From time to time a stray hiker wandering about the ravines and crags of the sierras of Southern Spain stumbles across splinters of human bone bleached by the sun. These forgotten fragments and little else are what remain of a pitiless war which many Spaniards were hardly aware of and which was ignored by the world beyond the Pyrenees.
As a visitor you may well have heard older inhabitants reminiscing about the hard times of the 1940s and “la gente de la sierra”. They are talking of the time when parts of rural Spain were in a state of war because of an anti-Franco guerrilla movement. Several historians have investigated those terrible years, but now for the first time a book in English has been published on the subject.
Entitled “Between Two Fires – Guerrilla war in the sierras of Spain” it is written by journalist David Baird. And it has earned high praise from the historian Paul Preston and Lorca biographer Ian Gibson.
David centres his book on the village of Frigiliana in Malaga province. He sees it as a microcosm of what occurred in many parts of the country, but which went virtually unreported at the time. From a community of just over 2,000 inhabitants, 21 men fled to the mountains and joined the band led by Roberto, the nom de guerre of a legendary chief of the guerrillas.
Although, officially, the Spanish Civil War ended on April 1, 1939, armed resistance against Franco and his regime was not over. In the 1940s groups of guerrillas slipped out of their sierra hideaways to harass the dictatorship and try to create a climate of rebellion throughout the peninsula. The authorities regarded them as “bandits” but in Frigiliana, where virtually every family had some connection with the guerrillas, they simply refer to them as “the people of the sierra”.
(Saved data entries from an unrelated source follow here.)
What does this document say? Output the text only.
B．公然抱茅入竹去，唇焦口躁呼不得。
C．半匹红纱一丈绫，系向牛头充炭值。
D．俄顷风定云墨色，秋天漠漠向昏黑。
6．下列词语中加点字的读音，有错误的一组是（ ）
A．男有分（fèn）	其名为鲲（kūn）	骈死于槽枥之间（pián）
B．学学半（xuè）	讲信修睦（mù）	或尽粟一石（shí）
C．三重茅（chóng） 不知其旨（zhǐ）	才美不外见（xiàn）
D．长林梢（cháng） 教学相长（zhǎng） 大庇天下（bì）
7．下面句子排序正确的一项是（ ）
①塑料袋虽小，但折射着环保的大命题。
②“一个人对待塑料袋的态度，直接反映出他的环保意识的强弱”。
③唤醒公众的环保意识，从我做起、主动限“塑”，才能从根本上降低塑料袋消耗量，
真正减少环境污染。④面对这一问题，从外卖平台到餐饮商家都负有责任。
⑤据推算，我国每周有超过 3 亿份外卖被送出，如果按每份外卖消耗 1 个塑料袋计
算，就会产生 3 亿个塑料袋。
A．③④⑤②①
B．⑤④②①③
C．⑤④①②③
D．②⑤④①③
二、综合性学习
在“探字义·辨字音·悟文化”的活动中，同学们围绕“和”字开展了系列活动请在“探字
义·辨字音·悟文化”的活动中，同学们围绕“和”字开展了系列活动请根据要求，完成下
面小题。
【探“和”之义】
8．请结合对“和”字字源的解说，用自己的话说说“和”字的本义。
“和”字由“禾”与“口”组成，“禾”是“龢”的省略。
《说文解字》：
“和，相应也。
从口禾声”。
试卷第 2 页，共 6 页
There were acts of courage and of cowardice, of egoism and of selflessness, of tragedy and of treachery. And those who suffered for the sins of others were, as always, the innocent ones.
The author spent more than five years tracking down and interviewing survivors and scouring official records, from Madrid to Washington. He came across important new documentary evidence about American secret service involvement with the guerrillas and about the murder of three young villagers. Most of the protagonists have passed on, and one by one the witnesses are disappearing.
“In a way I wrote the book to pay a debt,” says David. “I felt I owed it to this community to record its recent history before those who lived through it had all disappeared.”